Rocca, 1998 yılında yayınlanan IISI belgesinin ardından gözlenen pozitif gelişmelere değinerek, döngüsel ekonomi yaklaşımının daha fazla hurda arzı yarattığını ve bu durumun elektrik ark ocakları için dana önce düşünülenden daha fazla olanak sunduğunu söyledi. Bir diğer faktör ise, Rocca’ya göre, doğal gaza dayalı doğrudan indirgenmiş demir işleminin mümkün olması, bu durum sayesinde doğrudan indirgenmiş demir arzı 1998 yılında tahmin edilenden çok daha yüksek. Ayrıca, güneş enerjisi kullanımı da arttı. Rocca, “Çözümü karbonu absorbe etmek tarafında değil, daha çok karbonu azaltılarak yapılan üretimde görüyorum” dedi.

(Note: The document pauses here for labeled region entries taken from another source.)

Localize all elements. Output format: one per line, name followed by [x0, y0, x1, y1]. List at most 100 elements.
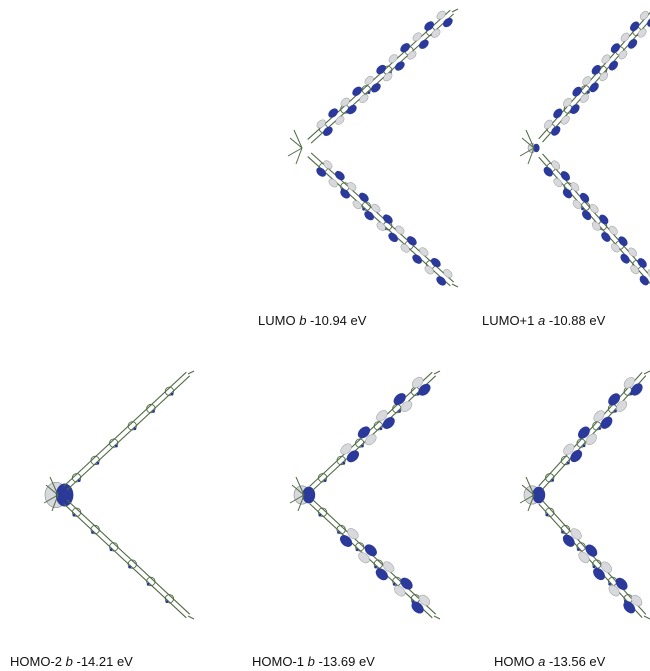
ligand-bond — [527, 147, 535, 165]
orbital-lobe-negative — [395, 225, 405, 235]
caption-lumo-prefix: LUMO — [258, 313, 296, 328]
ligand-bond — [297, 494, 305, 512]
orbital-lobe-negative — [582, 76, 592, 86]
ligand-bond — [519, 494, 535, 504]
terminal-bond — [643, 370, 650, 375]
orbital-lobe-negative — [359, 94, 369, 104]
nitrogen-atom — [598, 427, 602, 430]
aromatic-ring — [71, 473, 82, 483]
aromatic-ring — [545, 507, 555, 517]
backbone-bond — [542, 19, 650, 143]
orbital-lobe-positive — [376, 64, 386, 75]
orbital-lobe-negative — [412, 32, 422, 42]
ligand-bond — [525, 476, 535, 496]
backbone-bond — [312, 375, 437, 491]
orbital-lobe-positive — [562, 534, 575, 547]
ligand-bond — [45, 484, 59, 496]
orbital-lobe-positive — [618, 236, 628, 247]
orbital-lobe-positive — [328, 108, 338, 118]
orbital-lobe-positive — [323, 126, 333, 136]
caption-lumo1-prefix: LUMO+1 — [482, 313, 535, 328]
terminal-bond — [433, 615, 441, 620]
orbital-lobe-positive — [570, 104, 580, 114]
aromatic-ring — [164, 386, 175, 396]
orbital-panel-lumo — [280, 8, 460, 288]
ligand-bond — [291, 484, 305, 496]
orbital-lobe-negative — [418, 594, 431, 606]
orbital-lobe-positive — [627, 39, 638, 49]
orbital-lobe-positive — [339, 535, 353, 547]
orbital-lobe-negative — [563, 443, 575, 455]
nitrogen-atom — [545, 513, 549, 517]
orbital-lobe-positive — [340, 189, 350, 199]
orbital-diagram-lumo — [287, 8, 459, 288]
caption-homo1-symmetry: b — [307, 654, 315, 669]
orbital-lobe-positive — [608, 393, 621, 406]
orbital-lobe-negative — [630, 265, 640, 275]
caption-lumo-energy: -10.94 eV — [310, 313, 367, 328]
nitrogen-atom — [561, 530, 564, 534]
orbital-lobe-positive — [560, 171, 570, 181]
nitrogen-atom — [367, 91, 371, 94]
backbone-bond — [63, 503, 187, 619]
terminal-bond — [187, 615, 195, 620]
nitrogen-atom — [170, 392, 174, 396]
aromatic-ring — [545, 473, 555, 483]
orbital-lobe-positive — [431, 257, 441, 268]
orbital-lobe-negative — [639, 10, 649, 21]
orbital-lobe-negative — [436, 10, 446, 20]
aromatic-ring — [355, 438, 365, 448]
nitrogen-atom — [109, 548, 113, 552]
orbital-lobe-negative — [560, 115, 570, 125]
orbital-lobe-positive — [395, 61, 405, 71]
orbital-lobe-positive — [335, 170, 345, 181]
caption-homo1-energy: -13.69 eV — [318, 654, 375, 669]
ligand-bond — [519, 147, 535, 157]
orbital-lobe-positive — [589, 82, 599, 93]
aromatic-ring — [373, 559, 383, 569]
ligand-bond — [295, 147, 303, 165]
nitrogen-atom — [582, 444, 586, 448]
ligand-bond — [289, 137, 303, 149]
orbital-lobe-negative — [543, 119, 553, 129]
aromatic-ring — [373, 421, 383, 431]
backbone-bond — [542, 153, 650, 277]
backbone-bond — [312, 499, 437, 615]
backbone-bond — [66, 499, 191, 615]
orbital-lobe-positive — [383, 214, 393, 224]
nitrogen-atom — [165, 600, 169, 603]
center-lobe-positive — [302, 486, 316, 504]
orbital-diagram-lumo1 — [519, 10, 650, 286]
orbital-panel-homo1 — [282, 370, 442, 620]
caption-lumo: LUMO b -10.94 eV — [258, 313, 366, 328]
nitrogen-atom — [72, 513, 76, 517]
ligand-bond — [295, 476, 305, 496]
center-lobe-positive — [532, 486, 546, 504]
caption-lumo1-symmetry: a — [538, 313, 546, 328]
caption-homo1-prefix: HOMO-1 — [252, 654, 304, 669]
orbital-lobe-positive — [436, 276, 446, 286]
aromatic-ring — [317, 473, 328, 483]
orbital-panel-homo2 — [36, 370, 196, 620]
terminal-bond — [643, 615, 650, 620]
orbital-lobe-negative — [411, 376, 424, 388]
orbital-lobe-positive — [346, 450, 360, 463]
backbone-bond — [309, 371, 433, 487]
orbital-lobe-negative — [637, 28, 647, 38]
orbital-lobe-negative — [608, 225, 618, 235]
nitrogen-atom — [614, 409, 617, 413]
center-lobe-positive — [533, 143, 540, 153]
orbital-lobe-negative — [570, 182, 580, 192]
nitrogen-atom — [576, 548, 580, 551]
nitrogen-atom — [115, 444, 118, 448]
backbone-bond — [66, 375, 191, 491]
terminal-bond — [451, 8, 459, 13]
ligand-bond — [49, 476, 59, 496]
orbital-diagram-homo2 — [43, 370, 195, 620]
orbital-lobe-negative — [616, 400, 628, 412]
orbital-lobe-negative — [407, 50, 417, 60]
nitrogen-atom — [133, 427, 137, 431]
orbital-lobe-negative — [365, 434, 377, 446]
nitrogen-atom — [362, 207, 365, 211]
aromatic-ring — [317, 507, 328, 517]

Sonuç olarak, Rocca dijitalleşme sorusuna dönerek, çelik sanayinin üretimin otomasyonuyla ilgili önemli aşamalar kaydederken, tedarik zinciri otomasyonu konusunda diğer sanayi dallarına kıyasla geri kaldığını söyledi. Tüm tedarik zincirinin dijitalleşmesiyle teslim sürelerinin kısalacağını, stoklarda ve stoklara bağlı olan nakit miktarında da önemli bir düşüş olacağını belirten Rocca, işin çoğu segmentinde stokların dört veya beş aylık üretim sürecini içerdiğini ifade etti. Bu yüzden dijitalleşmenin büyük bir sermeyenin boşa çıkmasını ve sermayenin daha verimli kullanılmasını sağlayacağını belirtti.

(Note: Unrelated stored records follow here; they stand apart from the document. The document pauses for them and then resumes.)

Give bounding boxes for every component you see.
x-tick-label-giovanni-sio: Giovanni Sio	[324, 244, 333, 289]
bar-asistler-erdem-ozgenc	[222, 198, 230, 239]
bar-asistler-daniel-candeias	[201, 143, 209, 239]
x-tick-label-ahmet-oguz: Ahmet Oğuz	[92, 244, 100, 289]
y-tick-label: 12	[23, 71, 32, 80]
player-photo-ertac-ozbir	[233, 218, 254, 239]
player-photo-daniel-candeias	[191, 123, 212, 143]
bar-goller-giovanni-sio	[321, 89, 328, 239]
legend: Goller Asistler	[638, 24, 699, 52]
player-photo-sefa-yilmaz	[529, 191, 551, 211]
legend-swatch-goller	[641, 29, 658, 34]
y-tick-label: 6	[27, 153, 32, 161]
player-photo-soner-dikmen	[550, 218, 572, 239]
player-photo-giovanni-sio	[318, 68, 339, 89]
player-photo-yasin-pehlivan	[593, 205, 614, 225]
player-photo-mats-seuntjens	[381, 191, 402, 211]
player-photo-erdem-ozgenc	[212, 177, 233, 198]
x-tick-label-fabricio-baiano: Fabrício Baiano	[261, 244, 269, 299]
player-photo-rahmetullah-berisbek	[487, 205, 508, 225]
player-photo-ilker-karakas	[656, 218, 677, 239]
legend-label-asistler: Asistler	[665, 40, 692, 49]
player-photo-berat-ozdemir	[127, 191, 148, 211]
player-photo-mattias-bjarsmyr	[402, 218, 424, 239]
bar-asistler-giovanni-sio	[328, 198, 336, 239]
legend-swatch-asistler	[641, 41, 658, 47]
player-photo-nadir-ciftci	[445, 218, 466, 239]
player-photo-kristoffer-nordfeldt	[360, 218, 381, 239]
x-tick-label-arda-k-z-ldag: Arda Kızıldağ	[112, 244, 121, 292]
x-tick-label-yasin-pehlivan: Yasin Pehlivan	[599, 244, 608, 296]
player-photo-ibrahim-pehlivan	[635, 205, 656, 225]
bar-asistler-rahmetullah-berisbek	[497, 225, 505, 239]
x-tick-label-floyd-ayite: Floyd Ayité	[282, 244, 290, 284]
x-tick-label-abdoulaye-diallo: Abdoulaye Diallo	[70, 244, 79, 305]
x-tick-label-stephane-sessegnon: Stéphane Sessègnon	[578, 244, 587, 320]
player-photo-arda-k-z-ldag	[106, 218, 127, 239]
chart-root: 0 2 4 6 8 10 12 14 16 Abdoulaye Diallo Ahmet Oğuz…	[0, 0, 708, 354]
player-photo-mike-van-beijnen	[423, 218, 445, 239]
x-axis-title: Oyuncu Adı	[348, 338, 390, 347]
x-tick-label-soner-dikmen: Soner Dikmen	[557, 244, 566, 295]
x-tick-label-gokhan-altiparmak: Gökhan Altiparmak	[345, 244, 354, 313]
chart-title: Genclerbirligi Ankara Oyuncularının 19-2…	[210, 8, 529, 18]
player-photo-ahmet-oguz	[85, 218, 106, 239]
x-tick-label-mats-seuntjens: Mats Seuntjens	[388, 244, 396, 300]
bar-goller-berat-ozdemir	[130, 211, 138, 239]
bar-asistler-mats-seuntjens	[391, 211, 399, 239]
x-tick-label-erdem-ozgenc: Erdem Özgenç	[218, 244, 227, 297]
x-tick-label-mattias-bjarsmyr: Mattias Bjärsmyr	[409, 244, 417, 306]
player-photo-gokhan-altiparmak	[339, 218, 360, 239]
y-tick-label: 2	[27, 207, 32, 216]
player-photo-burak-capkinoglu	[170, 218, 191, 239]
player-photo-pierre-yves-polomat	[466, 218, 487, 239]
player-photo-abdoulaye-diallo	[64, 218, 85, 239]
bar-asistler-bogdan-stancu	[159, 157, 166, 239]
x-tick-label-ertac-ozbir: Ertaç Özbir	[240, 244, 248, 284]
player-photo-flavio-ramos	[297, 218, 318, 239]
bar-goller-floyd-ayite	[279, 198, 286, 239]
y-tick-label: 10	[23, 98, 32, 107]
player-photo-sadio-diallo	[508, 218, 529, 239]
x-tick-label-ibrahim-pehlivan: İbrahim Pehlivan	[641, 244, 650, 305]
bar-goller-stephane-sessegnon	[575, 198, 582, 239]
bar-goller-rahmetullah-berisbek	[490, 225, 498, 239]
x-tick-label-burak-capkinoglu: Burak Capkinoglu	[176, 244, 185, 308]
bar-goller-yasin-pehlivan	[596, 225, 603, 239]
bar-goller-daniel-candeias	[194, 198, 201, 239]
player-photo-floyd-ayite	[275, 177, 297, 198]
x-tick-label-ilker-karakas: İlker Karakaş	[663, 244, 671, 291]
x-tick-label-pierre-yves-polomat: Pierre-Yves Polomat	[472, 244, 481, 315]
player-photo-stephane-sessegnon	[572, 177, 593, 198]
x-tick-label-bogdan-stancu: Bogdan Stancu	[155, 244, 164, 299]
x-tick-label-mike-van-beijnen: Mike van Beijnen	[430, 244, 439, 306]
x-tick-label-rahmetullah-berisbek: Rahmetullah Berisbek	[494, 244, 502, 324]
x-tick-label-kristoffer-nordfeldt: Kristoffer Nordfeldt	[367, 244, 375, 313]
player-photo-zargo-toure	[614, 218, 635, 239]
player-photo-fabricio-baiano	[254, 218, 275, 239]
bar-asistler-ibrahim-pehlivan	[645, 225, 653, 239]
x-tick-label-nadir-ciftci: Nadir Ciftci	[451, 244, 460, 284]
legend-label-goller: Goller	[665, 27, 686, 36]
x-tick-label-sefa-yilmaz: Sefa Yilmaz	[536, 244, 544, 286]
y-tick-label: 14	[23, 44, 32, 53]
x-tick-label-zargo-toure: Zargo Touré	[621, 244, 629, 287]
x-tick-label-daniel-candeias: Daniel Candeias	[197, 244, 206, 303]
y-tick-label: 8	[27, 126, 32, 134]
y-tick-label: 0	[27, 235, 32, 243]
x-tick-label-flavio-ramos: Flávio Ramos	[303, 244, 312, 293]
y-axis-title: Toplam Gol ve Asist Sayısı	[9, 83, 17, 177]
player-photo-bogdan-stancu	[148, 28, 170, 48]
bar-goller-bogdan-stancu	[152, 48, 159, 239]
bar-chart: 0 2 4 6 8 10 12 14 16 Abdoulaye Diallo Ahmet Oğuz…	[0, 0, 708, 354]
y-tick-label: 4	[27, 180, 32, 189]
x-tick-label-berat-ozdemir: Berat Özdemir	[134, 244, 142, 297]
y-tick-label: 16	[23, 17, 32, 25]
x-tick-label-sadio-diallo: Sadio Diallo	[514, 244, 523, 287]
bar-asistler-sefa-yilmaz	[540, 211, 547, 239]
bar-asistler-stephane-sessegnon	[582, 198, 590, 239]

Rocca konuşmasının devamında farklı bölgelerden çelik birlikleri arasındaki diyalog ve koordinasyonun devam ettirilmesinin önemini vurgulayarak, yönetmeliklerin uygulanmasında birliklerin büyük bir rolü olduğunu söyledi. Çeliğin gelecekte dünyada önemli bir yeri olmaya devam edeceğinden emin olduğunu belirten Rocca, yine de finans ve çevre açısından sürdürülebilirliğinden emin olunması ve bu konularla mücadele edilip geçmişte görülen duyarsızlıkların aşılması gerektiğini sözlerine ekledi.